Je suppose que cela dépend des conditions dans lesquelles ces ventes sont réalisées. Il y a la question de la nature de l’armement. Il est clair que certaines armes sont considérées comme non-éthiques. Parce qu’elles ont de fortes probabilités d’infliger des dommages à des personnes civiles, parce qu’elles sont spécialement cruelles ou destructrices. C’est le cas des armes de destruction massive, des mines anti-personnelles ou des armes à fragmentation. [N.B. la loi suisse interdit de financer, de fabriquer et de commercialiser ce type d’armes]. L’investissement dans ce genre d’armement et sa vente sont sans nul doute problématiques du point de vue de l’éthique chrétienne.

La question de la destination est aussi primordiale. Il appartient à l’Etat qui vend des armes de s’assurer qu’elles ne seront pas utilisées contre des innocents ou pour des motivations iniques.

Mais ne trouvez-vous pas contradictoire que la Suisse vende des armes, alors qu’elle se déclare neutre et qu’elle offre sa médiation pour la paix dans le monde?
Pour moi, il n’y a pas de contradiction entre la neutralité et l’autodéfense, dans la mesure où les choses se font de manière correcte.

Et même un Etat qui appartient à une alliance militaire peut proposer sa médiation et s’engager pour la paix dans le monde. C’est d’ailleurs le cas de la Norvège, le pays où je réside.
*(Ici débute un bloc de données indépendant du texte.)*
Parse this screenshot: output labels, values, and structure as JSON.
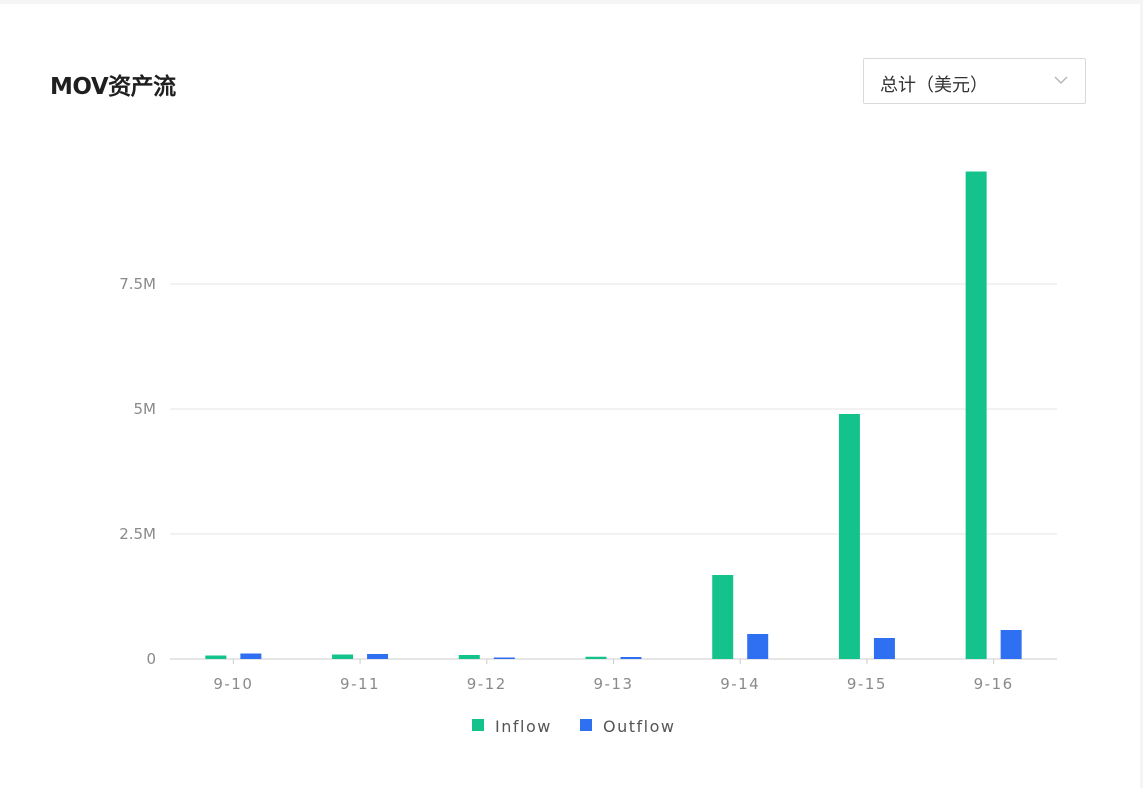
{
  "header": {
    "title": "MOV资产流",
    "select_value": "总计（美元）"
  },
  "chart_data": {
    "type": "bar",
    "categories": [
      "9-10",
      "9-11",
      "9-12",
      "9-13",
      "9-14",
      "9-15",
      "9-16"
    ],
    "series": [
      {
        "name": "Inflow",
        "color": "#14c38b",
        "values": [
          70000,
          90000,
          80000,
          45000,
          1680000,
          4900000,
          9750000
        ]
      },
      {
        "name": "Outflow",
        "color": "#2f6ff2",
        "values": [
          110000,
          100000,
          30000,
          40000,
          500000,
          420000,
          580000
        ]
      }
    ],
    "y_ticks": [
      {
        "value": 0,
        "label": "0"
      },
      {
        "value": 2500000,
        "label": "2.5M"
      },
      {
        "value": 5000000,
        "label": "5M"
      },
      {
        "value": 7500000,
        "label": "7.5M"
      }
    ],
    "ylim": [
      0,
      10000000
    ],
    "legend_position": "bottom-center",
    "grid": true
  }
}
Je ne connais pas la situation de la Suisse, mais du moment où elle ne vend pas d’armes à des forces qui peuvent poursuivre des objectifs pernicieux ou d’une façon à favoriser un camp par rapport à un autre, il n’y a à mon sens pas de contradiction.

Pour moi, la doctrine catholique doit se penser avec les limitations du monde extérieur et l’avancement des consciences. Tout en restant prophétique, elle ne peut s’affranchir complètement du réalisme. (cath.ch/rz)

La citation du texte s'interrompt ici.